Strategic Review - Restructuring Plan
Ulrich Korner’s
three-year
recovery plan involves 9,000 job cuts, dismantling the investment bank (Credit
Suisse First Boston) assembled over five decades and returning Credit
Suisse to its origins as banker to the world’s ultra-wealthy. That entails spinning
off CSFB, an American investment bank it acquired in 1990 with a view to
listing it in 2025, and selling parts of its securitised products group unit to
Apollo Global Management, which it has confirmed that in an advanced stage of
execution.
The
CEO is seeking to protect the best-performing investment bank parts, such as
advising on mergers and acquisitions, while pivoting the parent company further
toward wealth management.
However, all of this may not come to pass!
On
March 9, the US Securities and Exchange Commission queried the bank’s annual
report, forcing it to delay its publication. On Tuesday, 14
March, Credit Suisse said in its 2022 annual report the bank has
identified material weaknesses in internal controls over financial
reporting and not yet stemmed customer outflows. The bank also said customer outflows had stabilised
but “had not yet reversed”.
Meanwhile,
panic in the US market spread following the collapse of Silicon Valley Bank,
Signature Bank and Silvergate Bank. The contagion
spread to other regional US Banks as stocks of these banks lost between 35% to
80%, and there was significant deposit flight from these regional banks to
larger US Banks.
Amid
all this turmoil, CS’s shares drop by as much as 30% after its
largest shareholder Saudi National Bank said it could not provide more support
because of regulatory constraints. Several Banks started to cut their
counterparty limits to CS. The
cost of insuring CS’s bonds against default for one year surged to 836bps, a
level not seen for major international banks since the financial crisis of
2008.
This prompted Credit Suisse to ask the Swiss central bank for a public statement of support.
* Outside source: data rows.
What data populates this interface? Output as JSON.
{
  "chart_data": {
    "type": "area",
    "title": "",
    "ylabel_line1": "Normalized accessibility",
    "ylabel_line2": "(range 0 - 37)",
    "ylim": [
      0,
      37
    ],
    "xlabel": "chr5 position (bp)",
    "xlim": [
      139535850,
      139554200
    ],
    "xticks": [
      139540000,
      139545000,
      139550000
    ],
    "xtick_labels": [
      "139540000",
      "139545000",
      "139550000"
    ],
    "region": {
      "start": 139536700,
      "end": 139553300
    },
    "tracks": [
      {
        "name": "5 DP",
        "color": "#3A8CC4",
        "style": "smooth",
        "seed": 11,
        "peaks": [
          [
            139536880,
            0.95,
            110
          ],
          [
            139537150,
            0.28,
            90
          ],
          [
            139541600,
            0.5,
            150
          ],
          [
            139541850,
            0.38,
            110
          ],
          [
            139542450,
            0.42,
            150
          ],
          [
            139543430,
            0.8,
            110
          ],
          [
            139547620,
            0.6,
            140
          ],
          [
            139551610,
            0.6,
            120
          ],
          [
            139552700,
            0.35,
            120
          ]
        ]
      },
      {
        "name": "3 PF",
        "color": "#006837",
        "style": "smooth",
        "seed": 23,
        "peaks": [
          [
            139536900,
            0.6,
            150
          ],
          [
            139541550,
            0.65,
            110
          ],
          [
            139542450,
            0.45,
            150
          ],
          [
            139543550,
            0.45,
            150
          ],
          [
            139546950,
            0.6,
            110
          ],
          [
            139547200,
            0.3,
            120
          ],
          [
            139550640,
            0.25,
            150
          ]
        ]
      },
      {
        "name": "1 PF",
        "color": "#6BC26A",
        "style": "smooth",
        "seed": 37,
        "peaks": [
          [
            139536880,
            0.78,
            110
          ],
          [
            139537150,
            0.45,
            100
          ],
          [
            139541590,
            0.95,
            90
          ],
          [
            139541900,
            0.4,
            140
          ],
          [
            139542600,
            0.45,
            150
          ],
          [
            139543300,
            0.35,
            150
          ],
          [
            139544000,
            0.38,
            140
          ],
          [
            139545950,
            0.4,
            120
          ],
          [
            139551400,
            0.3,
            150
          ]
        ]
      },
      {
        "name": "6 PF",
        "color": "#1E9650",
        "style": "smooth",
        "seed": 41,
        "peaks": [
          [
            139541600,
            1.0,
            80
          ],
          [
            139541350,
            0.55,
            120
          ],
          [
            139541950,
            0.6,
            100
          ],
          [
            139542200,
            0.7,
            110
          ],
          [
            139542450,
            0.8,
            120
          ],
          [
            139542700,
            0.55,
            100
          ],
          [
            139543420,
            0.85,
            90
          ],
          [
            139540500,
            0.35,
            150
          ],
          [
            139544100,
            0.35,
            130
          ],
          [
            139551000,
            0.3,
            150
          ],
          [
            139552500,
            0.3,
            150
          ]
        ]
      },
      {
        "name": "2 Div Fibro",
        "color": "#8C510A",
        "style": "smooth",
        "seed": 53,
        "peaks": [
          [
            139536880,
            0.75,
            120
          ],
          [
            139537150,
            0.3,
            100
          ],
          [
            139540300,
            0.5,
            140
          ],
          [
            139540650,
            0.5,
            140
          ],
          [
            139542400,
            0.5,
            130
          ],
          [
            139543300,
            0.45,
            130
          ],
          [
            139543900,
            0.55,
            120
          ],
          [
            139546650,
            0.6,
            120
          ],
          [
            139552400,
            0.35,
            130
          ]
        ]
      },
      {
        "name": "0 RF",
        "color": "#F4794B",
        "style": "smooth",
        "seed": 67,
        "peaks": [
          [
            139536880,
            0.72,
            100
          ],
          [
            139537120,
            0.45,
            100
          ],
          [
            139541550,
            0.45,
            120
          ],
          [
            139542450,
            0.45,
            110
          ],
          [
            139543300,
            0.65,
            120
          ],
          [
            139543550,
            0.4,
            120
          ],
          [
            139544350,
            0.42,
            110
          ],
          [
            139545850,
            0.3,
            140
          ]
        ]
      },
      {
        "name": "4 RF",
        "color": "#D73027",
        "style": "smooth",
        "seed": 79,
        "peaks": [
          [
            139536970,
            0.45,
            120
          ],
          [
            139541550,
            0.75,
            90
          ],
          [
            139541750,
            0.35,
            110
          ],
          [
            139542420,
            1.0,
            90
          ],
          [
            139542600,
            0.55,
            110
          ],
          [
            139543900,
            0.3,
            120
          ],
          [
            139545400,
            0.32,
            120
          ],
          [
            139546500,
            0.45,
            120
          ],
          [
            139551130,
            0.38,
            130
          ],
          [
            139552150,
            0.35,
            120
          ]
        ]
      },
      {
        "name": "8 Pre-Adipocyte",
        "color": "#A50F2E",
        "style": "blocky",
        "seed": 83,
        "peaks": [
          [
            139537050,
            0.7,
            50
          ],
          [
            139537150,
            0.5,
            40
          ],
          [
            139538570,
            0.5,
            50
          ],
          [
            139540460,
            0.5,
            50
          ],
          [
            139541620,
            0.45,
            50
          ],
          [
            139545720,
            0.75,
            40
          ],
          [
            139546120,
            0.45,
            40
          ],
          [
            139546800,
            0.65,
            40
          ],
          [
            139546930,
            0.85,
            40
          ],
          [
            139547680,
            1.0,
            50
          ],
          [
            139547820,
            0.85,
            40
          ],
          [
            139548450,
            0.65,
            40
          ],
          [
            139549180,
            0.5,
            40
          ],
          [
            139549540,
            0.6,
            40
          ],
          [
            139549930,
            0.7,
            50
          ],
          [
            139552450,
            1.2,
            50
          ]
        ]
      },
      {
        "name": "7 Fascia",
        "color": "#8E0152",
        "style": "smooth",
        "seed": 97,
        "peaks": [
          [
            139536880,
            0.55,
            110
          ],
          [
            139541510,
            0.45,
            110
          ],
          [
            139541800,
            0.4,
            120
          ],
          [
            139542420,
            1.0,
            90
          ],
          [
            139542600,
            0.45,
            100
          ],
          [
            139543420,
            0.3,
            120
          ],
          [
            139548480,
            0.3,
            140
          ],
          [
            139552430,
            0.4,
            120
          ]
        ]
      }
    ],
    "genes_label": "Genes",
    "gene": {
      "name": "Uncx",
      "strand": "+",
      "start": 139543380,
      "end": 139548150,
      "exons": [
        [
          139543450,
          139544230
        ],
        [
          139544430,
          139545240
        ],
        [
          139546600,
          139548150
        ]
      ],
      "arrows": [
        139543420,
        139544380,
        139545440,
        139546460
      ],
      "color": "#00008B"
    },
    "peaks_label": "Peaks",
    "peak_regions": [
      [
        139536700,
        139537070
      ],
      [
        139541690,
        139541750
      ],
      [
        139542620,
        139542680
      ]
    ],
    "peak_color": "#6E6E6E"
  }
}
Swiss National Bank issued a statement that it was prepared to provide liquidity if needed. Credit Suisse secured a $54 billion lifeline from the Swiss central bank to shore up liquidity, the first major global bank to get emergency funding since the 2008 financial crisis.
The Swiss authorities provide assurances that Credit Suisse has met “the capital and liquidity requirements imposed on systemically important banks”.
CS
has substantial liquid assets to call upon and access to central bank lending
facilities, and is less sensitive than many rivals to sharp moves in interest
rates.
A disorderly failure of CS would cause a crisis similar to that experienced in 2008, a situation all Central Bankers wish to avoid. Swiss National Bank will be at the forefront to prevent such a crisis.
There is a growing speculation that UBS, its rival, in advanced stages to acquire part or whole of Credit Suisse.
A 160+ years of CS’s Banking history is likely to come to an end.